How do we address the horror of Hiroshima and Nagasaki today, sixty years after the fact? The artist Hiroshi Sunairi, a native of Hiroshima, asked his students at New York University this question when he taught a course one year ago entitled “Peace by Piece.” Some of their answers are currently assembled downtown in Tribeca’s Debrosses Gallery.
My own most profound memory of atomic war is not the initial report of my country’s annihilation of these two great cities but rather the routine, regulary-scheduled school rehearsals for an imagined defense against the oh-so-likely employment of these same bombs by a former ally suddenly turned satanic enemy. Unlike the people of Hiroshima and Nagasaki, we were always able to come out from under our desks. To this day the people of the United States remain the only ones who have ever used these insane weapons against another.

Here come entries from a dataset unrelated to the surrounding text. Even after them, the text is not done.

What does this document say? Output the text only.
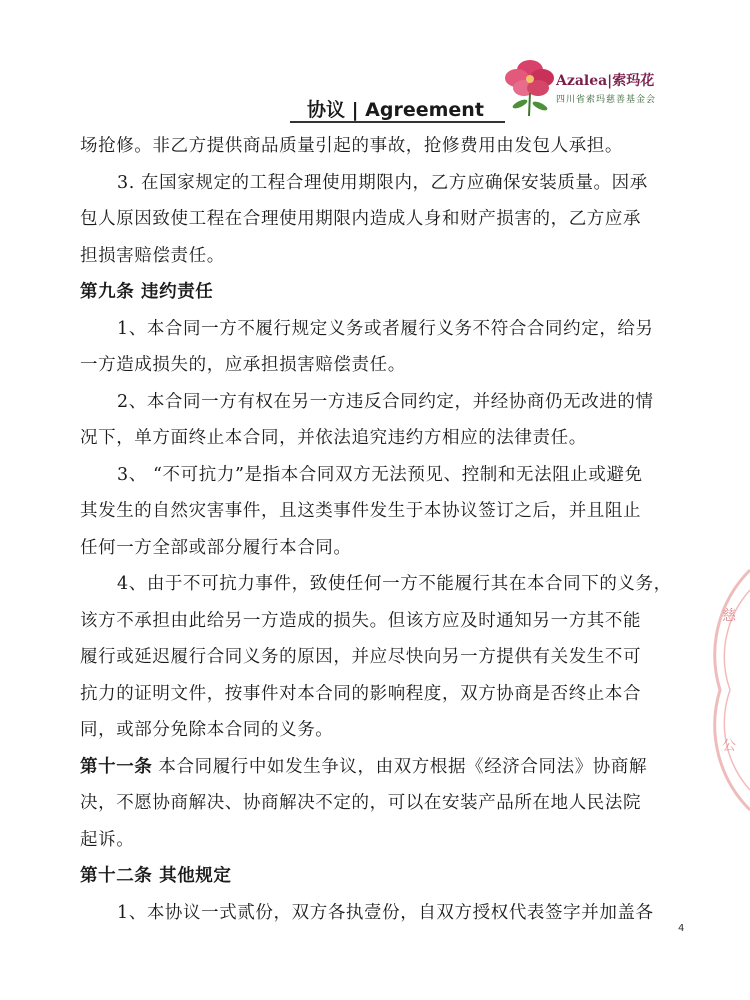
协议 | Agreement
Azalea|索玛花
四川省索玛慈善基金会
场抢修。非乙方提供商品质量引起的事故，抢修费用由发包人承担。
3. 在国家规定的工程合理使用期限内，乙方应确保安装质量。因承
包人原因致使工程在合理使用期限内造成人身和财产损害的，乙方应承
担损害赔偿责任。
第九条 违约责任
1、本合同一方不履行规定义务或者履行义务不符合合同约定，给另
一方造成损失的，应承担损害赔偿责任。
2、本合同一方有权在另一方违反合同约定，并经协商仍无改进的情
况下，单方面终止本合同，并依法追究违约方相应的法律责任。
3、 “不可抗力”是指本合同双方无法预见、控制和无法阻止或避免
其发生的自然灾害事件，且这类事件发生于本协议签订之后，并且阻止
任何一方全部或部分履行本合同。
4、由于不可抗力事件，致使任何一方不能履行其在本合同下的义务，
该方不承担由此给另一方造成的损失。但该方应及时通知另一方其不能
履行或延迟履行合同义务的原因，并应尽快向另一方提供有关发生不可
抗力的证明文件，按事件对本合同的影响程度，双方协商是否终止本合
同，或部分免除本合同的义务。
第十一条 本合同履行中如发生争议，由双方根据《经济合同法》协商解
决，不愿协商解决、协商解决不定的，可以在安装产品所在地人民法院
起诉。
第十二条 其他规定
1、本协议一式贰份，双方各执壹份，自双方授权代表签字并加盖各
4
慈
公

Although he is far too young to have ever experienced the terror of The Bomb, or even the fear of its terror, Damien Davis manages to describe it in this simple, powerful installation. The small folded pieces of paper which appear at the bottom left in the picture are stray origami cranes folded by the students as part of the political mobilization of the project.
The exhibition will be accompanied by the artists and their professor on a flight to Hiroshima this summer, where it will be installed from August 13 through August 20 at the old Bank of Japan building, Hiroshima Branch, one of the few buildings which survived the 1945 bombing.